О сегодняшнем дне LNO красноречиво говорит сама афиша театра: чего ни хватишься — все есть, включая наиболее дефицитные для постсоветских оперных компаний репертуарные позиции. Наряду с джентльменским набором коммерческих названий от "Кармен" до "Травиаты" присутствуют и Рихард Вагнер ("Валькирия" с "Летучим голландцем"), и Рихард Штраус ("Саломея"), и представленная творчеством одного из ключевых западных авторов рубежа веков Петера Этвоша современная опера — не говоря уже о совершеннейших специалитетах вроде "Иудейки" Галеви или сценической версии баховских "Страстей по Иоанну". Впечатляет и список постановщиков: в нем национальные классики вроде того же Эймунтаса Някрошюса прекрасно уживаются с вездесущими Франческой Замбелло, Арно Бернаром и Мариушем Трелинским, но хватает и по-настоящему значимых в мировом масштабе имен уровня Роберта Уилсона или Дэвида Олдена.

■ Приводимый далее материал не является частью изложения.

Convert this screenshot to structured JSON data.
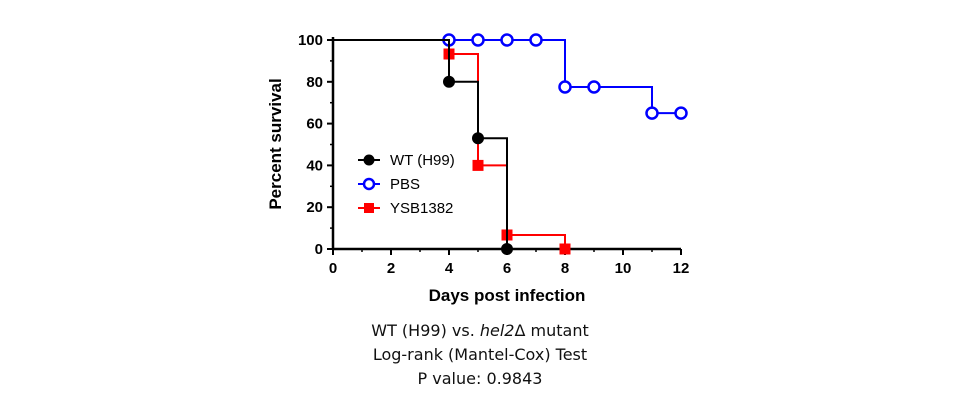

На таком фоне ключевая в нынешнем сезоне премьера LNO — "Евгений Онегин" Петра Чайковского в трактовке Василия Бархатова и Зиновия Марголина — в локальном литовском контексте воспринимается лишь очередным успешным менеджерским ходом: знаковую русскую оперу театр получает в постановке знакового тандема, в изрядной степени определяющего своей интенсивной деятельностью облик современной русской оперной сцены. Между тем для новейшей сценической истории "Онегина" — да и для всего, что уж там скрывать, отечественного музыкального театра — вильнюсская премьера событие отнюдь не рядовое, а вполне этапное. И в том обстоятельстве, что оно происходит вне России, нет никакого противоречия — по-другому и быть не могло.
Вне зависимости от доминирующих в российских околооперных кругах консервативных настроений, эталоном режиссерского прочтения партитуры Чайковского уже который год заслуженно остается спектакль Дмитрия Чернякова в Большом театре. Власть этой обезоруживающе подробной, точной и в конечном счете бесспорной постановки оказалась столь сильной, что сама мысль о том, что "Евгений Онегин" может выглядеть как-то иначе, долгое время казалась просто кощунственной. Совершить следующий шаг в истории интерпретации оперы Чайковского можно было только в пространстве, свободном от каких-либо стереотипов относительно музыкального первоисточника и от представлений о том, каким образом его должно представлять на сцене. Таким пространством для Василия Бархатова и Зиновия Марголина стала LNO. Попытаться представить "Евгения Онегина" с чистого листа в Вильнюсе, ориентированном на менее герметичный, а значит более открытый эксперименту и поиску западный театральный контекст куда логичнее, сподручнее и дальновиднее, чем на любой отечественной оперной сцене.